The Akron Art Museum
has been very fortunate to be selected as the recipient of the Ohio gift of The Dorothy and Herbert Vogel Collection: Fifty Works for Fifty States. The Vogels
dedicated their lives to collecting works by more than 170 artists. The collection is on view from June 18th through October 16th, 2011.
The remarkable story of Dorothy and Herbert Vogel has become the stuff of lore. He a postal clerk, she a reference librarian at the Brooklyn Public Library, who decided shortly after they married in 1962, to live on Dorothy's salary and to devote Herb's to purchasing art. Together they purchased thousands of artworks, cramming their one-bedroom Manhattan apartment floor to ceiling with art.
Though the couples initial exposure to many artists was through gallery shows, they rarely purchased art from dealers. Instead, when they became interested in an artists work, they visited the artist studio and bought directly from him. They typically only purchased objects they could take with them on the spot.
The Vogel Collection has been characterized as unique among collections of contemporary art, both for the character and breadth of the objects and for the individuals who created it. When the Vogels began collecting in the early 1960s, their focus on drawing was an unusual one, suggesting another aspect of their foresight.
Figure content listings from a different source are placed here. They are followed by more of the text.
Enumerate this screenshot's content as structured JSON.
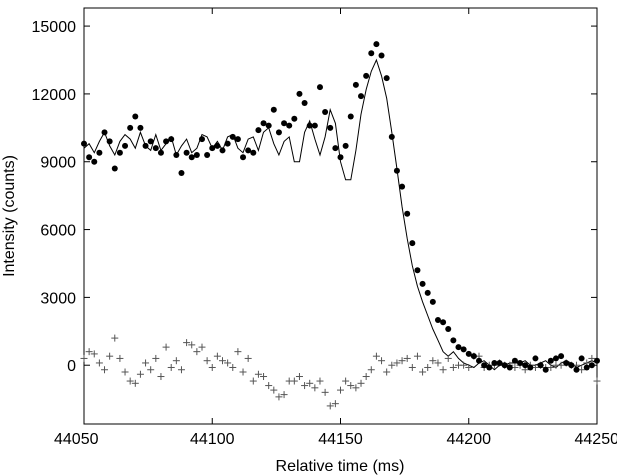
{
  "chart_data": {
    "type": "scatter",
    "xlabel": "Relative time (ms)",
    "ylabel": "Intensity (counts)",
    "xlim": [
      44050,
      44250
    ],
    "ylim": [
      -2600,
      15800
    ],
    "xticks": [
      44050,
      44100,
      44150,
      44200,
      44250
    ],
    "yticks": [
      0,
      3000,
      6000,
      9000,
      12000,
      15000
    ],
    "grid": false,
    "legend": "none",
    "colors": {
      "dots": "#000000",
      "fit": "#000000",
      "residuals": "#555555"
    },
    "series": [
      {
        "marker": "filled-circle",
        "x": [
          44050,
          44052,
          44054,
          44056,
          44058,
          44060,
          44062,
          44064,
          44066,
          44068,
          44070,
          44072,
          44074,
          44076,
          44078,
          44080,
          44082,
          44084,
          44086,
          44088,
          44090,
          44092,
          44094,
          44096,
          44098,
          44100,
          44102,
          44104,
          44106,
          44108,
          44110,
          44112,
          44114,
          44116,
          44118,
          44120,
          44122,
          44124,
          44126,
          44128,
          44130,
          44132,
          44134,
          44136,
          44138,
          44140,
          44142,
          44144,
          44146,
          44148,
          44150,
          44152,
          44154,
          44156,
          44158,
          44160,
          44162,
          44164,
          44166,
          44168,
          44170,
          44172,
          44174,
          44176,
          44178,
          44180,
          44182,
          44184,
          44186,
          44188,
          44190,
          44192,
          44194,
          44196,
          44198,
          44200,
          44202,
          44204,
          44206,
          44208,
          44210,
          44212,
          44214,
          44216,
          44218,
          44220,
          44222,
          44224,
          44226,
          44228,
          44230,
          44232,
          44234,
          44236,
          44238,
          44240,
          44242,
          44244,
          44246,
          44248,
          44250
        ],
        "values": [
          9800,
          9200,
          9000,
          9400,
          10300,
          9900,
          8700,
          9400,
          9700,
          10500,
          11000,
          10500,
          9700,
          9900,
          9600,
          9400,
          9900,
          10000,
          9300,
          8500,
          9400,
          9200,
          9300,
          10000,
          9300,
          9600,
          9700,
          9500,
          9800,
          10100,
          10000,
          9200,
          9500,
          9400,
          10400,
          10700,
          10600,
          11300,
          10300,
          10700,
          10600,
          10900,
          12000,
          11600,
          10600,
          10600,
          12300,
          11200,
          10500,
          9600,
          9200,
          9700,
          11000,
          12400,
          11900,
          12800,
          13800,
          14200,
          13700,
          12700,
          10100,
          8600,
          7900,
          6700,
          5400,
          4200,
          3600,
          3200,
          2800,
          2000,
          1900,
          1600,
          1100,
          800,
          700,
          500,
          400,
          200,
          0,
          -100,
          100,
          100,
          0,
          -100,
          200,
          100,
          0,
          -100,
          300,
          0,
          -200,
          200,
          300,
          400,
          100,
          0,
          -200,
          300,
          -100,
          0,
          200
        ]
      },
      {
        "marker": "plus",
        "x": [
          44050,
          44052,
          44054,
          44056,
          44058,
          44060,
          44062,
          44064,
          44066,
          44068,
          44070,
          44072,
          44074,
          44076,
          44078,
          44080,
          44082,
          44084,
          44086,
          44088,
          44090,
          44092,
          44094,
          44096,
          44098,
          44100,
          44102,
          44104,
          44106,
          44108,
          44110,
          44112,
          44114,
          44116,
          44118,
          44120,
          44122,
          44124,
          44126,
          44128,
          44130,
          44132,
          44134,
          44136,
          44138,
          44140,
          44142,
          44144,
          44146,
          44148,
          44150,
          44152,
          44154,
          44156,
          44158,
          44160,
          44162,
          44164,
          44166,
          44168,
          44170,
          44172,
          44174,
          44176,
          44178,
          44180,
          44182,
          44184,
          44186,
          44188,
          44190,
          44192,
          44194,
          44196,
          44198,
          44200,
          44202,
          44204,
          44206,
          44208,
          44210,
          44212,
          44214,
          44216,
          44218,
          44220,
          44222,
          44224,
          44226,
          44228,
          44230,
          44232,
          44234,
          44236,
          44238,
          44240,
          44242,
          44244,
          44246,
          44248,
          44250
        ],
        "values": [
          300,
          600,
          500,
          100,
          -200,
          400,
          1200,
          300,
          -300,
          -700,
          -800,
          -400,
          100,
          -200,
          300,
          -500,
          800,
          -100,
          200,
          -200,
          1000,
          900,
          600,
          800,
          200,
          -100,
          400,
          200,
          100,
          -100,
          600,
          -300,
          300,
          -700,
          -400,
          -500,
          -900,
          -1100,
          -1400,
          -1300,
          -700,
          -700,
          -500,
          -900,
          -800,
          -1000,
          -700,
          -1200,
          -1800,
          -1700,
          -1100,
          -700,
          -900,
          -1000,
          -800,
          -500,
          -200,
          400,
          200,
          -300,
          0,
          100,
          200,
          300,
          -100,
          400,
          -300,
          -100,
          200,
          100,
          -200,
          300,
          -100,
          0,
          0,
          -100,
          400,
          400,
          -100,
          0,
          0,
          100,
          0,
          0,
          -100,
          0,
          -200,
          0,
          -100,
          0,
          -100,
          -100,
          0,
          0,
          100,
          0,
          0,
          -200,
          100,
          300,
          -700
        ]
      },
      {
        "marker": "line",
        "x": [
          44050,
          44052,
          44054,
          44056,
          44058,
          44060,
          44062,
          44064,
          44066,
          44068,
          44070,
          44072,
          44074,
          44076,
          44078,
          44080,
          44082,
          44084,
          44086,
          44088,
          44090,
          44092,
          44094,
          44096,
          44098,
          44100,
          44102,
          44104,
          44106,
          44108,
          44110,
          44112,
          44114,
          44116,
          44118,
          44120,
          44122,
          44124,
          44126,
          44128,
          44130,
          44132,
          44134,
          44136,
          44138,
          44140,
          44142,
          44144,
          44146,
          44148,
          44150,
          44152,
          44154,
          44156,
          44158,
          44160,
          44162,
          44164,
          44166,
          44168,
          44170,
          44172,
          44174,
          44176,
          44178,
          44180,
          44182,
          44184,
          44186,
          44188,
          44190,
          44192,
          44194,
          44196,
          44198,
          44200,
          44202,
          44204,
          44206,
          44208,
          44210,
          44212,
          44214,
          44216,
          44218,
          44220,
          44222,
          44224,
          44226,
          44228,
          44230,
          44232,
          44234,
          44236,
          44238,
          44240,
          44242,
          44244,
          44246,
          44248,
          44250
        ],
        "values": [
          9600,
          9800,
          9400,
          9900,
          10300,
          9700,
          9300,
          9900,
          10200,
          10000,
          9600,
          10300,
          9700,
          9500,
          10200,
          9500,
          9800,
          10100,
          9300,
          9700,
          10000,
          9400,
          9600,
          10200,
          10100,
          9600,
          9900,
          9500,
          10100,
          10200,
          9600,
          9400,
          10000,
          10100,
          9500,
          10300,
          10500,
          9800,
          9300,
          9900,
          10100,
          9000,
          9000,
          10300,
          10800,
          10000,
          9300,
          10100,
          11300,
          10700,
          9000,
          8200,
          8200,
          9500,
          11100,
          12200,
          13000,
          13500,
          12800,
          11800,
          10300,
          8700,
          7000,
          5600,
          4400,
          3500,
          2800,
          2200,
          1600,
          1100,
          600,
          400,
          600,
          300,
          100,
          0,
          -100,
          100,
          200,
          0,
          -200,
          0,
          0,
          100,
          100,
          100,
          200,
          0,
          0,
          100,
          200,
          0,
          -100,
          100,
          200,
          100,
          -100,
          0,
          100,
          200,
          100
        ]
      }
    ]
  }
}
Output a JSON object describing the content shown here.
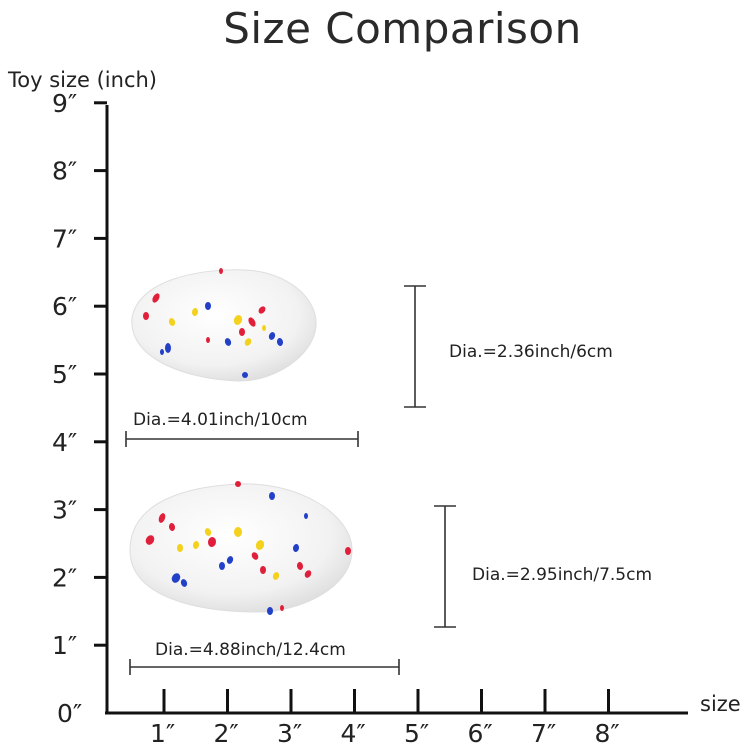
{
  "header": {
    "title": "Size Comparison"
  },
  "axes": {
    "y_title": "Toy size (inch)",
    "x_title": "size",
    "y_ticks": [
      "0″",
      "1″",
      "2″",
      "3″",
      "4″",
      "5″",
      "6″",
      "7″",
      "8″",
      "9″"
    ],
    "x_ticks": [
      "1″",
      "2″",
      "3″",
      "4″",
      "5″",
      "6″",
      "7″",
      "8″"
    ]
  },
  "toys": {
    "small": {
      "length_label": "Dia.=4.01inch/10cm",
      "height_label": "Dia.=2.36inch/6cm"
    },
    "large": {
      "length_label": "Dia.=4.88inch/12.4cm",
      "height_label": "Dia.=2.95inch/7.5cm"
    }
  },
  "colors": {
    "ball": "#f4f4f4",
    "speckle_red": "#e0203a",
    "speckle_blue": "#2340c8",
    "speckle_yellow": "#f3d11c"
  }
}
Many drawings in the collection represent an artists initial form of an idea and others act as plans to be followed by a collaborator in the making of a work of art.
By 1992, the Vogels were no longer able to house their collection. They decided to gift most of it to the National Gallery of Art, Washington DC. They chose it because each had worked for government agencies and they wanted their art to go to a free public institution. The sheer size of the gift, which included 2,500 drawings, paintings, objects, prints and photographs by 177 artists, led to the development of a program in which the National Gallery would distribute 50 works from the collection to one institution in each of the fifty states.
Many of the works they acquired appreciated so significantly over the years that their collection today is worth millions of dollars. Still, the Vogels never sold a single piece. The Vogels generous decision to disseminate their collection throughout the country is an important model of the power of philanthropy, especially given their modest means.
Akrons Vogel collection includes paintings, drawings, prints and sculpture by 26 artists and will be on view June 18 through October 16, 2011. Many, including Nam June Paik, Richard Tuttle, Lynda Benglis and Edda Renouf, have achieved international acclaim since the Vogels began collecting their work. The intimate scale of many of the artworks invites close looking. Twelve of Richard Tuttles subtle but poetic and lyrical watercolor paintings on sheets of notebook paper will be among the many captivating works on view.
While it is impossible to neatly categorize the interests of 26 artists working over a nearly 40-year period, two main approaches are evident: minimalist or concept-based art and expressionistic or figurative work. The intimate scale of many of the artworks invites close looking.